Now all the talk is beginning to turn into reality with an “Application for prior notification under Schedule 2 Part 11 of the Town & Country Planning (General Permitted Development) Order 2015 for the demolition of Ironbridge power station conveyors 6 and 7 and associated structures”. Details can be found here on Shropshire Council’s website. The demolition area is circled in red on these photographs.
The covering letter from Uniper says that the “demolition work of conveyors and associated structures is intended to commence in Q3 2017. It is anticipated that the demolition will take approximately 10 weeks”. It goes on to detail measures it is taking to deal with dust, noise and vibration, ecology, waste management and – most important for Much Wenlock – transport. I was relieved to read that:
“Primary access and egress routes to the site will be via the existing agreed HGV routes detailed below:
1. Traffic exiting the M54 at junction 4 will take the A454 (W), A4169 (Queensway, W), A4169 (Buildwas Bank, S) and Buildwas Road.
2. Traffic exiting the M54 at junction 6 will take the A5223 (S), A4169 (S) and Buildwas Road.”

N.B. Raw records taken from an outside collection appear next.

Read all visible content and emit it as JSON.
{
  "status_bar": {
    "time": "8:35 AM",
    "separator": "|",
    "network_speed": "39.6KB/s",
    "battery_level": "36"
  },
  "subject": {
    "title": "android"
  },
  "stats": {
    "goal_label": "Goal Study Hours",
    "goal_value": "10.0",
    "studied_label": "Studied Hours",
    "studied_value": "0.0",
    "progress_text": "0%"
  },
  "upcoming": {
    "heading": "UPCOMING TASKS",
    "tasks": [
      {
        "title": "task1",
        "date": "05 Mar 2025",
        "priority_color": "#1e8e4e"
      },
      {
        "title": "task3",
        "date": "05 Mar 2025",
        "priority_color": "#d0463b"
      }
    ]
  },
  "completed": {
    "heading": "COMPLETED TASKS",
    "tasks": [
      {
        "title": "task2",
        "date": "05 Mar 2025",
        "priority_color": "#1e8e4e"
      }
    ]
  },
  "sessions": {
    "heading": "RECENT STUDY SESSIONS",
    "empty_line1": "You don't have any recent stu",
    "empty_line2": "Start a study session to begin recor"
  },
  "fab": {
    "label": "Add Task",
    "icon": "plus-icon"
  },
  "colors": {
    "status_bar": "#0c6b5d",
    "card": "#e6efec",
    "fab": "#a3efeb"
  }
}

Traffic will clearly have an impact on local occupiers, and in Buildwas Road in particular. Whilst this provides detail of primary routes, I remain cautious that this description does not leave the way clear for secondary routes to use the ancient and narrow Sheinton Street in Much Wenlock’s conservation area that carries the A4169 southwards. I shall be watching this closely.
With an estimated 360 tonnes of waste material to be removed from site over the duration of the works, 250 tonnes of which is metal, clearly the impact will be significant. It is, of course, necessary to carry out this work in order that the site can be sold and re-used but, given the relatively small area affected by these works, it is an indication of the enormous challenge that clearing the remainder of the site will entail.
NB: Shropshire Council’s website indicates: “This notifies the Council of proposed work or development not needing its permission. The Council will not be approving or refusing the proposal, so comments are not invited.”